The Government has been accused of downplaying the impact of its inheritance tax changes.
Experts from the Central Association of Agricultural Valuers have suggested that 2,500 farmers will be hit every year by the overhaul, five times as many as official estimates.
Tom Bradshaw, president of the National Farmers’ Union (NFU), has warned that some elderly and ill landowners may commit suicide to pass assets on before the changes are introduced.
On Monday, trade groups representing 160,000 family-owned businesses will write to Ms Reeves calling for the Government to reconsider the changes by launching a consultation.
The letter, organised by Family Business UK and signed by groups including the National Farmers Union, British Independent Retailers Association and Hospitality UK, warns that the economy will be “starved of much needed investment leading to forced, premature business sales and the loss of jobs in constituencies across the country”.
It adds that BPR and APR “are not loopholes” but designed to encourage investment.
CBI Economics, a branch of the business group, surveyed family-owned businesses for an analysis of BPR, which applies to businesses’ buildings and machinery. Cutting BPR is expected to account for more than three quarters of the extra £1.8bn the Treasury expects to bring in by 2030.
It found that 85pc of family businesses plan to decrease investment and that more than half – 54pc – expect to cut jobs as a result of the changes.
CBI Economics forecast that these changes would lead to gross value added – a measure of economic output – falling by £9.4bn by 2030.
Neil Davy, the chief executive of Family Business UK, said: “Already, family business owners are taking decisions to withhold planned investments and are putting recruitment on hold. Those working for family businesses are also extremely concerned, worried about how these changes might impact them.
“We do not believe that these are the outcomes the Government envisaged.
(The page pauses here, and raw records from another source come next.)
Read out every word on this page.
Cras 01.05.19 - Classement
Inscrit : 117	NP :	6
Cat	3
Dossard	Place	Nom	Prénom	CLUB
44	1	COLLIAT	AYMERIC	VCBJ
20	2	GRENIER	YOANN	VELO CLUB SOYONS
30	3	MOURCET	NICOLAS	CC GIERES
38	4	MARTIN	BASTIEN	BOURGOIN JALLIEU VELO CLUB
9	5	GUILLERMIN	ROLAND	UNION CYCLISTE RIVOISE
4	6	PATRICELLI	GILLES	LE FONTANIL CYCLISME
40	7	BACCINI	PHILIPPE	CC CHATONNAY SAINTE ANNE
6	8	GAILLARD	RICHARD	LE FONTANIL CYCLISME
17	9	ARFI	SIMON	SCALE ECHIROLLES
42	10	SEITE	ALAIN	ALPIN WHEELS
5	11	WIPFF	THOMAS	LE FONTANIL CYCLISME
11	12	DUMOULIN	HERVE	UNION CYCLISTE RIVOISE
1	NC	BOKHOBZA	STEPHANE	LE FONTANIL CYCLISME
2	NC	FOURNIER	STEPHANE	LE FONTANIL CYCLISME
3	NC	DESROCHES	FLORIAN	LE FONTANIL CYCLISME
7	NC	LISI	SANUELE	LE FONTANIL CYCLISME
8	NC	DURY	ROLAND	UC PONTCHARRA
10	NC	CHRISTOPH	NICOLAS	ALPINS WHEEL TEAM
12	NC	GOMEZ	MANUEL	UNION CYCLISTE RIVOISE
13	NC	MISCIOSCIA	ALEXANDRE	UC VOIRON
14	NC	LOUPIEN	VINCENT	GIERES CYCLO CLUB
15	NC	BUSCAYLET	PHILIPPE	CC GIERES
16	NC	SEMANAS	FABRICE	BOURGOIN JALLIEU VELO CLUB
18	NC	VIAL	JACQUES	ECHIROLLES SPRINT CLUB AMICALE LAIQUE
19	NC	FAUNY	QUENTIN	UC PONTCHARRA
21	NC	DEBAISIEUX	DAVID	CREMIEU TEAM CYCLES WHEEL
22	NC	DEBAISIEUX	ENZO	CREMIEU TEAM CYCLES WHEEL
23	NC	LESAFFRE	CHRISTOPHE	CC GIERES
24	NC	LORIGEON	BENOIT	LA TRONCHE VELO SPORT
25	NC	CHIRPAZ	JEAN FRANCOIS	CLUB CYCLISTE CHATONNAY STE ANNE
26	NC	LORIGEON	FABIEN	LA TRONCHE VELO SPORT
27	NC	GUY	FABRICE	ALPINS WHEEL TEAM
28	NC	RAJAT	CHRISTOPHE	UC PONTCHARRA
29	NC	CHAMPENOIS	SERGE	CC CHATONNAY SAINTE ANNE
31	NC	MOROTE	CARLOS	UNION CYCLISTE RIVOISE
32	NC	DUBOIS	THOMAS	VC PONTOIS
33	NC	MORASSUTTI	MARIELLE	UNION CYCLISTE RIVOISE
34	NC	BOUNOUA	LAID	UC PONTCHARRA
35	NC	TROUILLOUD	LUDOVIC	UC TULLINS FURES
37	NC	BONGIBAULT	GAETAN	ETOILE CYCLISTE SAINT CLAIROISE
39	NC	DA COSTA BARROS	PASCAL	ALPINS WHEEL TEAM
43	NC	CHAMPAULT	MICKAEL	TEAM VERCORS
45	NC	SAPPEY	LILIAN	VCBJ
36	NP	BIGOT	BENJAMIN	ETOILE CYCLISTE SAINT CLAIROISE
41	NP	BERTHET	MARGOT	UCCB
So, we are calling on the Chancellor to meet and run a formal consultation, to find a solution that will protect the long-term interests of family businesses and farms and, crucially, the jobs and investment they provide.”
A growing rebellion against the tax has led to suggestions the changes could be watered down, with the first Labour MPs coming out against the policy. Last week a key backer of the proposal, Arun Advani of the CenTax think tank, said the thresholds could be raised to spare family farms.
A Treasury spokesman said: “Our commitment to business is resolute – we have capped corporation tax at 25pc, confirmed full permanent expensing, and are committed to working together with business to unlock more growth opportunities for our country.
“With our public services crumbling, a £22bn inherited fiscal black hole, and only 158 estates benefitting from over half a billion pounds in business property relief in 2021-22– more than half the total value – we had to make difficult choices to fix the foundations of the country and restore economic stability so businesses can thrive.
“We have set out our modelling on the impacts of the changes to BPR at the Budget, and, as is standard practice, we will publish further analysis of the impacts alongside the draft legislation expected in 2025.”